9 Kasım 2014 Pazar

Şirketlerin Geleceği ve Kurumsallaşma


Capital dergisinin yaptığı araştırmaya göre Capital 500 listesine 1998 yılından beri giren 1450 şirket bulunmakta. Düşündüğümüzde 950 şirketin bu listeye girip, sonrasında ise düştüğü görülmekte. Yani sürekli olarak şirketler belirli zamanlarda büyüyerek o ülkenin en önemli şirketlerinden oluyorlar ve sonrasında ise kötü yönetim becerileri vb. sebeplerden dolayı yerlerini kaybedip belki de ortadan kayboluyorlar.

Bu düşüncenin aksini savunan farklı bir fikir de bulunmakta. Bu fikir de bu listelerdeki yenilenme oranını değerlendiriyor. Yani belirli periyotlar arasında ne kadar yeni şirketin listeye girdiği ile ilgileniyor. Bu oran da bize o ülkenin yeni girişimciler ve işletmeler çıkararak onları belirli bir düzeye getirebildiğini ortaya koyuyor. Burada temel değerlendirme kriterimiz son 10 yılda ülkenin ilk 50 şirketi arasına kaç tane yeni şirket girdiğidir. Bu sayı ne kadar fazla olursa ülkenin girişimciliğinin arttığını ortaya koyuyor. Yeni girişimlerin artmasının istihdama katkısı ve dolayısıyla ülke refahına olan katkısı da yadsınamaz bir sonuç olarak önümüze geliyor.

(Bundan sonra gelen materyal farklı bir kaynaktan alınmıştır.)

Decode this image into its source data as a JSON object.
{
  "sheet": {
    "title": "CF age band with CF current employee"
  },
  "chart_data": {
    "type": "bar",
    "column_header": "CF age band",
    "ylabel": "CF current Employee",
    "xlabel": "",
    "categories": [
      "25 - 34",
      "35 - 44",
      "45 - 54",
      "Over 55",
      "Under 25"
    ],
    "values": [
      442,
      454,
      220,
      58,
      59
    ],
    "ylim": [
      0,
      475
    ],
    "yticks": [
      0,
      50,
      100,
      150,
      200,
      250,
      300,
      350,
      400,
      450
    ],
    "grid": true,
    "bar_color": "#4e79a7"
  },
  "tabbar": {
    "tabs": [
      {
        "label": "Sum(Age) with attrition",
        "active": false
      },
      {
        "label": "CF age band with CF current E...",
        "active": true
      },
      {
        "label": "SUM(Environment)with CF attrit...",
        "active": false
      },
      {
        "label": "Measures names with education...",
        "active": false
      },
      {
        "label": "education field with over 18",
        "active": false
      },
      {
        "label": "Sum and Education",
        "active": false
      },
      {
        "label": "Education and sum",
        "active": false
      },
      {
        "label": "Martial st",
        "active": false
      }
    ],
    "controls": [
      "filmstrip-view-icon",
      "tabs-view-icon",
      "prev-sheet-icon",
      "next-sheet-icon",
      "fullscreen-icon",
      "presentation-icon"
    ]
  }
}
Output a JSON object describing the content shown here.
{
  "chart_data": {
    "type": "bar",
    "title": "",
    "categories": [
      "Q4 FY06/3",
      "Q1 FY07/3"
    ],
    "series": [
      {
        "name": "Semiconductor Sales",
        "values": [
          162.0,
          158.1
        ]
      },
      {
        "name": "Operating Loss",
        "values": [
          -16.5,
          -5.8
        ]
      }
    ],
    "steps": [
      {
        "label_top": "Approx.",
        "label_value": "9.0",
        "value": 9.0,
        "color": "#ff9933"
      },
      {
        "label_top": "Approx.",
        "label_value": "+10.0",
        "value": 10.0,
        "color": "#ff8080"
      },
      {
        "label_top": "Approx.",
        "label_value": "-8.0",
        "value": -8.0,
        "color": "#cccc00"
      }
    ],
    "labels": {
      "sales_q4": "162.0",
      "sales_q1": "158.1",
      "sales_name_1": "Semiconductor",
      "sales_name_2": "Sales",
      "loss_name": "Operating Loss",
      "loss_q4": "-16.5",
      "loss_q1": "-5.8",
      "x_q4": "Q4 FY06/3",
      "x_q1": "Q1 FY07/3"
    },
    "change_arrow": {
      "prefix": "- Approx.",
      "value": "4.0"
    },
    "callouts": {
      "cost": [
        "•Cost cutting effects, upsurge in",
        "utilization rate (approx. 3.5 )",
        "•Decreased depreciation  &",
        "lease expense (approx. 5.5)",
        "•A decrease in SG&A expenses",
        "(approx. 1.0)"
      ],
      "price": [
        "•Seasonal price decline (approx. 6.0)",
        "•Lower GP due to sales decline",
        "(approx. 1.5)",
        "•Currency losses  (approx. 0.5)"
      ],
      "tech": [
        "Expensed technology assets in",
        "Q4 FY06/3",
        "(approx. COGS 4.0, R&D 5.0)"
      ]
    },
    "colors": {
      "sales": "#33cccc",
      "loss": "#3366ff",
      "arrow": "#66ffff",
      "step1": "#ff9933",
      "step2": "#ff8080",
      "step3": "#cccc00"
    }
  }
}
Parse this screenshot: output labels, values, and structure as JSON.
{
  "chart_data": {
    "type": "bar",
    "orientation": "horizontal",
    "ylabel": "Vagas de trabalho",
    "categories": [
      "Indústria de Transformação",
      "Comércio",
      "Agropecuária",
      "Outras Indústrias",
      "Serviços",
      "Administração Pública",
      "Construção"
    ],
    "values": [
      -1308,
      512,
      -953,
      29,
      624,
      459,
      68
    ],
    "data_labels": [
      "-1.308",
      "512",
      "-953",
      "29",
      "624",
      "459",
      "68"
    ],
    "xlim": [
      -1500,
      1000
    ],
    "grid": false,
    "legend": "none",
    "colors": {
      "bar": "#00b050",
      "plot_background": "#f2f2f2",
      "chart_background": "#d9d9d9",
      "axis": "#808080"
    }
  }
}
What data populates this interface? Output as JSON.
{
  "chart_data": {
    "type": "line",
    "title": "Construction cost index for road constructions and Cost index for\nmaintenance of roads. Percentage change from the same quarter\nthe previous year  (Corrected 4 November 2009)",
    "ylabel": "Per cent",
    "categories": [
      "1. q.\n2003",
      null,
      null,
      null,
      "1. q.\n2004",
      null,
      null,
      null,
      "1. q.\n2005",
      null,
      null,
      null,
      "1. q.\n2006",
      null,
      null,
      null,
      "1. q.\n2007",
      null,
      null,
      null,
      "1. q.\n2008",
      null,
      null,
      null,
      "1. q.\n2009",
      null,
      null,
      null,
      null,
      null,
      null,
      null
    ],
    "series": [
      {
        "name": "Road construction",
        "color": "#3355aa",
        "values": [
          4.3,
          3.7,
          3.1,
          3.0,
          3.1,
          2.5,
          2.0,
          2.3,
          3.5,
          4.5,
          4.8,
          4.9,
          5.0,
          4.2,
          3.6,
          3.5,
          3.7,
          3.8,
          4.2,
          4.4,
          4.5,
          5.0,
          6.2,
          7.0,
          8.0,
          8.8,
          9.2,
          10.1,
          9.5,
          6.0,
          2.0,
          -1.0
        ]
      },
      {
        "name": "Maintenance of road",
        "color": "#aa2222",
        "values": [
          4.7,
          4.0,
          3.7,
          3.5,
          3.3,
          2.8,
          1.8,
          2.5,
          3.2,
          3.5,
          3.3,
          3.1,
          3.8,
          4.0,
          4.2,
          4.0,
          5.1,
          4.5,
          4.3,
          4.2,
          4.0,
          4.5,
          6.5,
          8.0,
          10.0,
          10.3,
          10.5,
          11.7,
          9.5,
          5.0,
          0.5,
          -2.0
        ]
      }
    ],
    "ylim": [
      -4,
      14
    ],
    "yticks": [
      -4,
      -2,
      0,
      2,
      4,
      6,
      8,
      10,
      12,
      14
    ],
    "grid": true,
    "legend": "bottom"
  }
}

Bu iki farklı düşüncenin arkasında yatan sebepleri incelediğimizde ortaya yönetim problemleri ve kurumlaşmadan kaynaklı sıkıntılar çıkıyor. Birinci gruptaki şirketlere bakınca istikrarsızlık ve sürdürülebilirlikte eksiklikler görülüyor. Bu gruptaki şirketlerin hepimizin yakından tanıdığı aile şirketleri olduğunu zaten biliyoruz. Günümüzde aile şirketleri ülkemizdeki şirketlerin çok büyük bir kısmını kapsıyor. Onların yaşadıkları sıkıntıların kök nedenlerini araştırınca karşımıza kurumlaşamama ve profesyonellerin olmaması yada olduğu halde yeterinde yetkilerinin olmaması olarak karşımıza çıkıyor. Bugün aile şirketlerinin bir başka önemli problemi de kuşaklar arası geçiş. Kurucu kadar başarılı olmayan bir çocuk sonucu şirket zarara girebiliyor. Yeteneğin bu kadar zor bulunduğu bir ortamda kurucunun sahip olduğu özelliklere sahip olabilecek aileden birilerinin çıkması ihtimali biraz düşük. Ticaret zekası olan, liderlik özellikleri gelişmiş ve vizyon sahibi kişileri bulabilmek günlük hayatımızda oldukça zor. Bu özelliklerin başarılı olmuş bir kurucudan sonra aileden bir üyeden çıkması ihtimalini düşündüğümüzde, aile şirketlerinin sorununu daha iyi analiz etmiş oluyoruz. Dolayısıyla bu noktada kurumlaşma kavramı ve işi ehline teslim etme konuları öne çıkıyor. Birinci gruptaki şirketlerin gelecekte ayakta kalabilmeleri bu sebeplere bağlı.

İkinci fikre gelirsek bir toplumun gelişmesinin altında yatan sebeplerden biri de girişimci bir kitleye sahip olmasıdır. Girişimcilik oranı ne kadar artarsa o kadar istihdam artışı sonucu ülkedeki refah artacaktır. Fakat bu gruptaki şirketlerin de ilk gruptaki şirketlerin hatalarına düşmemeleri için doğru zamanda doğru aksiyonları almaları gerekmektedir. Ayrıca, bu gruptaki şirketlerin sayılarını artırmak için devletlerin de girişimcilik konusunda yeterinde destek olmaları da gerekmektedir.

Sonuç olarak ikinci gruptaki şirketlerin sayılarının artması bir ülkenin kalkınmasına yapacağı direkt katkıdan dolayı fazlasıyla önemli. Bu girişimcilerin ortaya çıkması ve gelecekte ayakta kalabilmeleri için de kurumlaşmaları oldukça önemlidir.